Be sure to read Kate Riga on yesterday’s Supreme Court oral arguments in a South Carolina redistricting case.

Will Trump Blame It All On His Lawyers? 

Prosecutors with Special Counsel Jack Smith’s office are trying early on to ensure that there are no surprises and, they say, no opportunities for Trump to delay or muddy the proceedings once the trial in his D.C. election interference case begins. 

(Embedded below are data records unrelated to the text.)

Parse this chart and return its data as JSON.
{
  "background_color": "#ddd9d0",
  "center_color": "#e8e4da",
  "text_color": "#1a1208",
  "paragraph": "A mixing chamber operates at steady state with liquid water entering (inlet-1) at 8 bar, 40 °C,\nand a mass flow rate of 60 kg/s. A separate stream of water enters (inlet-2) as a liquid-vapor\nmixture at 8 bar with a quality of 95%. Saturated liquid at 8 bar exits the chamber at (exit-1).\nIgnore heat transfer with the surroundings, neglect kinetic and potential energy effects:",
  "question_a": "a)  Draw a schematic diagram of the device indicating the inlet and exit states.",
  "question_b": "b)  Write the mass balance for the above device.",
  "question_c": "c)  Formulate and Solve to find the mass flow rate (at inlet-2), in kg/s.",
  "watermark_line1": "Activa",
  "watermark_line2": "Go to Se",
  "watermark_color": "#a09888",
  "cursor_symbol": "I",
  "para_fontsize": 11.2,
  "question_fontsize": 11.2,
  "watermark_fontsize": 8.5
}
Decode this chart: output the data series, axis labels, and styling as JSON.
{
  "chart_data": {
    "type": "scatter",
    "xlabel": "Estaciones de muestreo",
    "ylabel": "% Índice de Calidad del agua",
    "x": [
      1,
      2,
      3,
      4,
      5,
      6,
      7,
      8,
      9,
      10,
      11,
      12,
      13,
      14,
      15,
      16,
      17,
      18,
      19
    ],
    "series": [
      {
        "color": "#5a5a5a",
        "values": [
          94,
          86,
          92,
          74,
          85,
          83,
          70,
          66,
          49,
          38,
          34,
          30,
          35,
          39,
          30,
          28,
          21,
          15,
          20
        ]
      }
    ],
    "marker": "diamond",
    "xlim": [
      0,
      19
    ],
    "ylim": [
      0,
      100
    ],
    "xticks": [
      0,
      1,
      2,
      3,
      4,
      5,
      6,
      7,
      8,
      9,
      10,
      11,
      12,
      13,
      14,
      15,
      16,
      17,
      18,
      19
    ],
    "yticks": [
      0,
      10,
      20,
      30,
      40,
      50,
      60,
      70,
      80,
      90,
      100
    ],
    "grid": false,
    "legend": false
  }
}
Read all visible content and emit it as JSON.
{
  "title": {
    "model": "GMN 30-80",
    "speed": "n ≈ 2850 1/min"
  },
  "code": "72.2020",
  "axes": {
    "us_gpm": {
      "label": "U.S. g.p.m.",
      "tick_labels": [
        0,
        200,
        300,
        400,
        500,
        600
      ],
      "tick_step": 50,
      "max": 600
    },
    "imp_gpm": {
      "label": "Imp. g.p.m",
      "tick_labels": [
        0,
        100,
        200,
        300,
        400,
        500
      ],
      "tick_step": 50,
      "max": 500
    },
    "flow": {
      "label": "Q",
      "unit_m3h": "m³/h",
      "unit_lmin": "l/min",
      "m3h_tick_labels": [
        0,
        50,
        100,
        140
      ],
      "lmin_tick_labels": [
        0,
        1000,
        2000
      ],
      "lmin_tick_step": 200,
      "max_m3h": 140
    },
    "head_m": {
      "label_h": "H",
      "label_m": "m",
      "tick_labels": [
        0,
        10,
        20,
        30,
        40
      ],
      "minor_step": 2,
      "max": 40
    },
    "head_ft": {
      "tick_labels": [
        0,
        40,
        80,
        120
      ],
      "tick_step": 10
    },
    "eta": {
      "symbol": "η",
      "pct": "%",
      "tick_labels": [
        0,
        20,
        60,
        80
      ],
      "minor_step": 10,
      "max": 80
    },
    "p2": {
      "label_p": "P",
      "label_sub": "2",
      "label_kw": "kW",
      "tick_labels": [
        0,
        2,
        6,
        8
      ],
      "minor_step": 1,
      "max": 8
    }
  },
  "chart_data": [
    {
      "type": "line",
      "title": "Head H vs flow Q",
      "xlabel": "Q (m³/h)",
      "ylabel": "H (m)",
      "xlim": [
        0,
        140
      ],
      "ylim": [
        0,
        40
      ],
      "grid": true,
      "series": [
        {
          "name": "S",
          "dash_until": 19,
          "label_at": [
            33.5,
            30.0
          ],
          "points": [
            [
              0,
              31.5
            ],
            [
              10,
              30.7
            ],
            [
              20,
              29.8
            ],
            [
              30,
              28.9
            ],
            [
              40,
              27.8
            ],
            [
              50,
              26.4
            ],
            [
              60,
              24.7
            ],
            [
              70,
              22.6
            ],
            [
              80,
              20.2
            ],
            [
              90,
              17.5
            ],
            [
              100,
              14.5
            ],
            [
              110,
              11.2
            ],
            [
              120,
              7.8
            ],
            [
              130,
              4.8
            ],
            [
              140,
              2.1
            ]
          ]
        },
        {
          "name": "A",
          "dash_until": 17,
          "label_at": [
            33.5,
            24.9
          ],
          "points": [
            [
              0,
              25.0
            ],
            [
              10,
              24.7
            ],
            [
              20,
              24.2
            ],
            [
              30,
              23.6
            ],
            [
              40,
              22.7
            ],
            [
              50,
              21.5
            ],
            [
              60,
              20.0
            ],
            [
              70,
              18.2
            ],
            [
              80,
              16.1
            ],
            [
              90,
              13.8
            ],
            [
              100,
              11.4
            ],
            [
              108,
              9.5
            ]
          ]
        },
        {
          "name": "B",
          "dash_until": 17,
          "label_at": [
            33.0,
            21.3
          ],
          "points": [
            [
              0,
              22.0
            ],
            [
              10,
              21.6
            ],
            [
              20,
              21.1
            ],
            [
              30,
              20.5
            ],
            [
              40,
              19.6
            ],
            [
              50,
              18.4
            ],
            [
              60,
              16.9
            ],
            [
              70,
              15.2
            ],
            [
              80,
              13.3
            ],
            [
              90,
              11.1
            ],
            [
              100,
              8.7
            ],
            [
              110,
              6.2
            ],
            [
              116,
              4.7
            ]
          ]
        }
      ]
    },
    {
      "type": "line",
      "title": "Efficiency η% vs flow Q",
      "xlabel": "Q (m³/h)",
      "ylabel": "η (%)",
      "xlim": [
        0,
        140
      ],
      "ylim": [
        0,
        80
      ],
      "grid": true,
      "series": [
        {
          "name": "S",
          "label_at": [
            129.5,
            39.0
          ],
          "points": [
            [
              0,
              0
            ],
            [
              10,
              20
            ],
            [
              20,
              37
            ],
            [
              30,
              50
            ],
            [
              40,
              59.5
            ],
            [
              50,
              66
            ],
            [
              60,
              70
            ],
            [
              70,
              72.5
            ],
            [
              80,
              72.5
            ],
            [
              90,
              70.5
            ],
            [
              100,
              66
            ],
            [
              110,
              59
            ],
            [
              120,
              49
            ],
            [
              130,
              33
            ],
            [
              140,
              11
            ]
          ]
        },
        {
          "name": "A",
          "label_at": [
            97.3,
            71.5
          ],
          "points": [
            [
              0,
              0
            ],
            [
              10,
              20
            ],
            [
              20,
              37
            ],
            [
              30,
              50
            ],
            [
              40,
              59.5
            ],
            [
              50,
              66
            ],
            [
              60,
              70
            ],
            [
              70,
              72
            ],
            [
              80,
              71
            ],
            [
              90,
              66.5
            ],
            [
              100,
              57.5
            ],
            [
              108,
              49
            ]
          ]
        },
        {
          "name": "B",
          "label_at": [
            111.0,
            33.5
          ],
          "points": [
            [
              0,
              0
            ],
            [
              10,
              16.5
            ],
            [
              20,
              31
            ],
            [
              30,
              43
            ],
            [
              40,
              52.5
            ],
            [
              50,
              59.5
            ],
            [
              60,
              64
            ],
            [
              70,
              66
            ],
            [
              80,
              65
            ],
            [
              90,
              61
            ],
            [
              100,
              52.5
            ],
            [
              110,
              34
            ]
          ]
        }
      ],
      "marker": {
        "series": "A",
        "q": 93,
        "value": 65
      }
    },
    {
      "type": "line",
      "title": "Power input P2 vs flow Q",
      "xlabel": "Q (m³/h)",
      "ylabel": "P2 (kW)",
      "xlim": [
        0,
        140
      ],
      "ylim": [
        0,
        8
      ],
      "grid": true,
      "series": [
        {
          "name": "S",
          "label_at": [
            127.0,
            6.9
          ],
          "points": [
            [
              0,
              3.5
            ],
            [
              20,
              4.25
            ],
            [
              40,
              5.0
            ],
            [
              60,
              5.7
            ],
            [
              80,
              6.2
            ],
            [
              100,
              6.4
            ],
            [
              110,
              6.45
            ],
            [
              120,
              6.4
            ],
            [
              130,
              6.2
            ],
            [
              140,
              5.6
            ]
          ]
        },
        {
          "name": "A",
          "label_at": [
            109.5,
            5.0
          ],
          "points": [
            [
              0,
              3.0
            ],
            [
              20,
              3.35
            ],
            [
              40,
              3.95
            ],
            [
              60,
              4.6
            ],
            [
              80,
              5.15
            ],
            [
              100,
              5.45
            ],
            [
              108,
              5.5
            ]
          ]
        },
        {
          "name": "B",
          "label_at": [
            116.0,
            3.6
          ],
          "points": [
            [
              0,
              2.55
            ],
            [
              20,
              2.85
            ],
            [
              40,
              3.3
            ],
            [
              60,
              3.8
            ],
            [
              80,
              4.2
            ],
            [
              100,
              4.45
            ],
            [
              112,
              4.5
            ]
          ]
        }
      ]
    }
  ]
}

They asked on Monday for Chutkan to lay out procedures around how to handle the jury, saying (correctly to anyone paying attention) that Trump uses social media to “intimidate” people. But the other request goes deeper in some ways. There, prosecutors asked the judge to order Trump’s attorneys to state formally what they’ve been saying on TV: whether they will argue in court that Trump was misled by his attorneys. 

This is important for reasons beyond mere predictability. If Trump does blame his coup attempt on his attorneys – an advice-of-counsel defense – that would allow prosecutors to obtain way more information from people who, until now, have been able to keep communications and records away from the government by claiming they were shielded by attorney-client privilege. 

Prosecutors said the number of witnesses who invoked that is upwards of 25, and it includes a Trump family member. Penetrating that shield could give prosecutors access to much more of what they know, and block Trump from delaying the case by throwing up the discovery issues there at the last minute.